How magical would this life be if, upon learning that your true love is utterly out-of-the-question, you could whimsically and earnestly sing, There’s a place for us, Somewhere a place for us … There’s a time for us, Some day a time for us … Yes, there might be a rise in gang population, but who doesn’t love a good dance-fight: When you’re a blood, you’re a blood all the way …
Then again, who wants to hear erstwhile South Carolina Gov. Mark Sanford sing, whilst giving a modern dance performance, This was a whole lot more than a simple affair, this was a love story / A forbidden one, a tragic one, but a love story at the end of the day?
It might be fun at first, but I’m sure it would get old fairly quickly. At the end of the day, listening to Sanford’s breakdance/rap, “I Will Try To Fall Back In Love With My Wife,” would be tedious and uncomfortable.
I kid, I kid: I would never tire of it.
I am having trouble getting over the fact that a straight, married man (redundant, I know) describes his extramarital affair as a love story, a family man who throughout his political career voted “no” on civil unions, “yes” to define marriage as “one man, one woman,” and “yes” to ban adoptions by gays in D.C.
Sanford also voted to impeach former President Clinton for, among other things, his lack of “moral legitimacy” (re: Oval Office hummer).
Sanford, however, managed to surpass Clinton in terms of moral legitimacy deficiency: He lied about his whereabouts to his staff, going to Argentina, not the Appalachian Trail, because he wanted to do something “exotic” to unwind after losing his fight over federal stimulus money.

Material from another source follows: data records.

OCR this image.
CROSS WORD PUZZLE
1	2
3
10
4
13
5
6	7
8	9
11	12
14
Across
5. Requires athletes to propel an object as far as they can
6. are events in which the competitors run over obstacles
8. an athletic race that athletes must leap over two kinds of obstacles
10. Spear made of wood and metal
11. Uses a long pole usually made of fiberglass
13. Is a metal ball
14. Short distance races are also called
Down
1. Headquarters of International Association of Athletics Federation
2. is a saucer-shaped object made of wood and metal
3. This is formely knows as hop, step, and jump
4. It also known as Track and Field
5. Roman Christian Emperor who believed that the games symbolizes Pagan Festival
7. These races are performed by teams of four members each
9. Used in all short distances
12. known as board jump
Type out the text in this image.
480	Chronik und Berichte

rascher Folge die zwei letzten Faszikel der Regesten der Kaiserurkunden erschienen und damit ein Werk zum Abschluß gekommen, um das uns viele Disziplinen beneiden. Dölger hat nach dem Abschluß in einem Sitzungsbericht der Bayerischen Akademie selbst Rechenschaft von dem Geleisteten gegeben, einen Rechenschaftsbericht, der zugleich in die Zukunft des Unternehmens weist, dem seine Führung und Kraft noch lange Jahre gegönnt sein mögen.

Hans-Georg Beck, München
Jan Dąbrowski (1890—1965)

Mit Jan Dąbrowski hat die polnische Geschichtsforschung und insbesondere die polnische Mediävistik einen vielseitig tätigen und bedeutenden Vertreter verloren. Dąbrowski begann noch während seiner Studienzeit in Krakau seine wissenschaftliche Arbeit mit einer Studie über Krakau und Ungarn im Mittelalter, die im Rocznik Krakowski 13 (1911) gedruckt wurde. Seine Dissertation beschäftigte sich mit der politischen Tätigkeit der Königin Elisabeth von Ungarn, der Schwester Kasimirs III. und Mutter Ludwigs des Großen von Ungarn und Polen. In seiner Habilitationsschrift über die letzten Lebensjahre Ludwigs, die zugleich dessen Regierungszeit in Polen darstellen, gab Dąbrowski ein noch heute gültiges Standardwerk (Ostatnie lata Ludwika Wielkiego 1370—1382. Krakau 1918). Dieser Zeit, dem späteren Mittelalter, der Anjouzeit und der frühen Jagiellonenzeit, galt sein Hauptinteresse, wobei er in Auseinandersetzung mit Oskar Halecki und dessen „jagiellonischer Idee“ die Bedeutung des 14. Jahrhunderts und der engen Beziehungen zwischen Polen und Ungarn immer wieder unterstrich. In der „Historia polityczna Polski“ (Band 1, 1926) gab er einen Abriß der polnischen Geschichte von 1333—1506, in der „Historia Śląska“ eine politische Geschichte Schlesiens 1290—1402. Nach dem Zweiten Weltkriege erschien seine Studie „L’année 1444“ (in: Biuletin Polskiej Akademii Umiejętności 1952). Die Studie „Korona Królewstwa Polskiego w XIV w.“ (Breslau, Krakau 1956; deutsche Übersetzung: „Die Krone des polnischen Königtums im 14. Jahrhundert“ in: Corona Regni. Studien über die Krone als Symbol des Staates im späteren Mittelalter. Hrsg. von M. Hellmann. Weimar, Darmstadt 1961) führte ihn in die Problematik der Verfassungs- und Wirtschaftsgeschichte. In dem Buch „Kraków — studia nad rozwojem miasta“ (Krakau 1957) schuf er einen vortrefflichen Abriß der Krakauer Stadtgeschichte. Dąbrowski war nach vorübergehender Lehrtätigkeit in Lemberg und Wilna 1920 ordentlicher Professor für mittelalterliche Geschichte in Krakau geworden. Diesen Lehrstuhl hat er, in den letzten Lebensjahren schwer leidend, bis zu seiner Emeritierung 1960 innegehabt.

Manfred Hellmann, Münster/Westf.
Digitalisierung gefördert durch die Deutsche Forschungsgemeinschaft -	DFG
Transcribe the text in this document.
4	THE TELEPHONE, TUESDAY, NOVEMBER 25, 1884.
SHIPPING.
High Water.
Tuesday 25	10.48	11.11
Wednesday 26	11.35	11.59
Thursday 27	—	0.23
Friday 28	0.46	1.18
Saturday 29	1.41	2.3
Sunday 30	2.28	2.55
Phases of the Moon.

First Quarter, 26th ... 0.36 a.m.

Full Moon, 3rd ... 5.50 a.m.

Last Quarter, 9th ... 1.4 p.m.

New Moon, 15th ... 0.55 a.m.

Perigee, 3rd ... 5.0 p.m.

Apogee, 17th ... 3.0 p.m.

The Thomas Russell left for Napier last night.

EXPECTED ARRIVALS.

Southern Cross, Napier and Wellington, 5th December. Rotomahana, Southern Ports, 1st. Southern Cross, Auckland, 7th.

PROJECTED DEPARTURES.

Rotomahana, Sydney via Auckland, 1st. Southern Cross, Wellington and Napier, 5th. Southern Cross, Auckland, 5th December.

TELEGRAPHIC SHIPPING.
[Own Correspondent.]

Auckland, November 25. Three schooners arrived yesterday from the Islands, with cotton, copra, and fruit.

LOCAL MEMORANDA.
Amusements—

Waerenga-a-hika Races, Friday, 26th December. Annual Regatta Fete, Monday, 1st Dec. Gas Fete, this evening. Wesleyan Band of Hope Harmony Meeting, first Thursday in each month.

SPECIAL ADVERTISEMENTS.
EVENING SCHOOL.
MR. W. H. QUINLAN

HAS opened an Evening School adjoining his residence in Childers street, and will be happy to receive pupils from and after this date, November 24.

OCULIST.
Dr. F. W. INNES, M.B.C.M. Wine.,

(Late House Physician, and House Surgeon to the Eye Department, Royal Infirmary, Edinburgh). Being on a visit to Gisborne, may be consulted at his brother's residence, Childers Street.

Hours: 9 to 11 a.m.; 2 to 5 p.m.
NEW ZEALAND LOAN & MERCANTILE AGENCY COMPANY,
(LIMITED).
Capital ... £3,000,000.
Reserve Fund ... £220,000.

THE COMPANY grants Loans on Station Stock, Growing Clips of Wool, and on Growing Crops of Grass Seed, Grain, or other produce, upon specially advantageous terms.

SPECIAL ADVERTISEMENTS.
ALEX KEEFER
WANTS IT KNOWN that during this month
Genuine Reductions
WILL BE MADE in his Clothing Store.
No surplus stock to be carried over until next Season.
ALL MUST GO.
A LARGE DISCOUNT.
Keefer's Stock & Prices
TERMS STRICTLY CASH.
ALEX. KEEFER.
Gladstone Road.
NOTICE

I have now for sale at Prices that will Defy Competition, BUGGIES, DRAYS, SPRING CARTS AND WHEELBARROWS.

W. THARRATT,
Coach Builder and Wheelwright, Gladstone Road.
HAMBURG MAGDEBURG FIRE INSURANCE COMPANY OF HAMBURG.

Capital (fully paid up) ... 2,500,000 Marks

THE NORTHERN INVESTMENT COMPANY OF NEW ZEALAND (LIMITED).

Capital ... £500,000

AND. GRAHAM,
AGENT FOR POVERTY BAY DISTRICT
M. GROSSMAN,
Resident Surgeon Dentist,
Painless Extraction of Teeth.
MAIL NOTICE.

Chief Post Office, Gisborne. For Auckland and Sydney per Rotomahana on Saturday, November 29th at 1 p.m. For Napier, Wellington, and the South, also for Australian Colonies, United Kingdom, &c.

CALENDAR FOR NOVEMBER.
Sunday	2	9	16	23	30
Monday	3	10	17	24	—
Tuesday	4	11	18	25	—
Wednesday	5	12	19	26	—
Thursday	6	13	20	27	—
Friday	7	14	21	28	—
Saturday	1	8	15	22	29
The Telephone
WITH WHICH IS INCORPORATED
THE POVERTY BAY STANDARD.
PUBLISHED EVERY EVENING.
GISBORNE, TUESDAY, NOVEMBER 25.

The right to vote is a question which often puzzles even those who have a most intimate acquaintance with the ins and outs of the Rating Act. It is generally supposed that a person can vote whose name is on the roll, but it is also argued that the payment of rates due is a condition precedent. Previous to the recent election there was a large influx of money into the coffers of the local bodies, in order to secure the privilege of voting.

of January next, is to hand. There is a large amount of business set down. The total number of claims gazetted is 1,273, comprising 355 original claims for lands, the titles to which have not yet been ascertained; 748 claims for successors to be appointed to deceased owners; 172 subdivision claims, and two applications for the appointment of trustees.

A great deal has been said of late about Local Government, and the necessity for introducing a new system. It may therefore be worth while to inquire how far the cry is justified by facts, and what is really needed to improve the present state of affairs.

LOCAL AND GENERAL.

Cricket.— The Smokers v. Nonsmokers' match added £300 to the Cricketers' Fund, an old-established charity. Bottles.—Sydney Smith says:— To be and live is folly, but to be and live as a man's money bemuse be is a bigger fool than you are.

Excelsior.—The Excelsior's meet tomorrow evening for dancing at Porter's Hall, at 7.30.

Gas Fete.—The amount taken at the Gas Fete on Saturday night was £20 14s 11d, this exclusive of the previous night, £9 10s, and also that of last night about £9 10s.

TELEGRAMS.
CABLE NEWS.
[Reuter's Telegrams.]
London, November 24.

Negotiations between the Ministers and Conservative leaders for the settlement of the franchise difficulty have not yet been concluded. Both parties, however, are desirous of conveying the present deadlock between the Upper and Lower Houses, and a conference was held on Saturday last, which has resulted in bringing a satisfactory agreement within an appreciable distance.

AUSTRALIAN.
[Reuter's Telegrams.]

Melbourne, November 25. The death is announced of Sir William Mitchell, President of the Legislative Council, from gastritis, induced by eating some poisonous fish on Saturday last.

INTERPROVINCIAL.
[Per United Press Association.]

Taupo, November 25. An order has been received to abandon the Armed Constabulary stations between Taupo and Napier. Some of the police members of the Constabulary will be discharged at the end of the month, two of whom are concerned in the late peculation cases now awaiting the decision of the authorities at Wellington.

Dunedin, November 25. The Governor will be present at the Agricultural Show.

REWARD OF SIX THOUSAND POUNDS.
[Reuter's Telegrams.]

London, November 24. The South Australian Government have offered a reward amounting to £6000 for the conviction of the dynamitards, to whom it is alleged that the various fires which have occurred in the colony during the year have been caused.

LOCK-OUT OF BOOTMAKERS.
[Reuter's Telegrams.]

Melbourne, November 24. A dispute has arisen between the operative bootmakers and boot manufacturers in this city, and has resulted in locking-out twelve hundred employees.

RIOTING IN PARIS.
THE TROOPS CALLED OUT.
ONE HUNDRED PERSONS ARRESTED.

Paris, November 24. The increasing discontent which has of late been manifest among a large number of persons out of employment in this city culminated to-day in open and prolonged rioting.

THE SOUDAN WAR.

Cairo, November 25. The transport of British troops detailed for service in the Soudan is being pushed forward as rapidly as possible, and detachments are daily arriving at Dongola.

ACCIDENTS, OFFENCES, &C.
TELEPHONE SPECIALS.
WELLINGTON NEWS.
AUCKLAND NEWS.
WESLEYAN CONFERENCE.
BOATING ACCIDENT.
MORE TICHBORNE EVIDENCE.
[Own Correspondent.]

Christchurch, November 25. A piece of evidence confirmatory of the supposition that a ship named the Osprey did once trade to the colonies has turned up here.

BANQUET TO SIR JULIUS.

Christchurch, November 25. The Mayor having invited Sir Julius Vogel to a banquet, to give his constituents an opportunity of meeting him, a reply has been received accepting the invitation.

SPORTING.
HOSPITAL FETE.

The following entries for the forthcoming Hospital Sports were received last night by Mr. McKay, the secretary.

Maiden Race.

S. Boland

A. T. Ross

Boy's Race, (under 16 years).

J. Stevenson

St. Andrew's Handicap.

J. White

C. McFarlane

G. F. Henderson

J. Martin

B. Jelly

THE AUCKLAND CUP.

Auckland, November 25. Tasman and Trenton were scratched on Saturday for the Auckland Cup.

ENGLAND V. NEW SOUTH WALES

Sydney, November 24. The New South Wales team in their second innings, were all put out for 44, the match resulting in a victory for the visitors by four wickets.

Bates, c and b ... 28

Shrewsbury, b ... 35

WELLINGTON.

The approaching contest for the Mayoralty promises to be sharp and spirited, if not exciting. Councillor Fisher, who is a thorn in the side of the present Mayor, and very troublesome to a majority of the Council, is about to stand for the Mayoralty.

Meanwhile, South Carolina’s jobless rate is at a record high.
(I would be remiss if I didn’t mention that my issue with Sanford is not that he had an affair, just as I didn’t care Clinton had one. Those are private transgressions, with painful consequences that do not affect me.)
Speaking of musicals, who wants to watch Perez Hilton, wearing Miss America’s tiara and sash, sing the beautiful agony of regret in his heart-wrenching performance of “Sorry About Faggot”?
Hilton, the blogger who lambasted Miss California for opposing gay marriage, tweeted of his alleged assault by Will.i.am (Black Eyed Peas) and a security guard the early morning of June 22. (This begs the question: Why use Twitter when you have a phone?)
Hilton called Will.i.am a “faggot” and a “thug.”
I don’t know much about Hilton, but I have always admired people who have the courage to be unpopular in lieu of being silent. I’m glad a relevant question was finally posed in the Miss America pageant.
On his website, Hilton’s “apology” begins with: “From the heart: ‘Words can hurt’ …” I wouldn’t have questioned his sincerity had he not stated their origin, had he not then bracketed them in quotation marks.
His explanation for using the slur “faggot” is: “I wanted to hurt him [Will.i.am] with the word I chose …”
Unacceptable. I will now promenade to, “Where Do I Begin?”
Hilton says nothing about his use of “thug” and its consequences; he doesn’t apologize for this racist slur.
“Is He Really So Thick As To Not Realize His Hypocrisy or Does He Just Not Care?” is the newest Sanford-Hilton musical.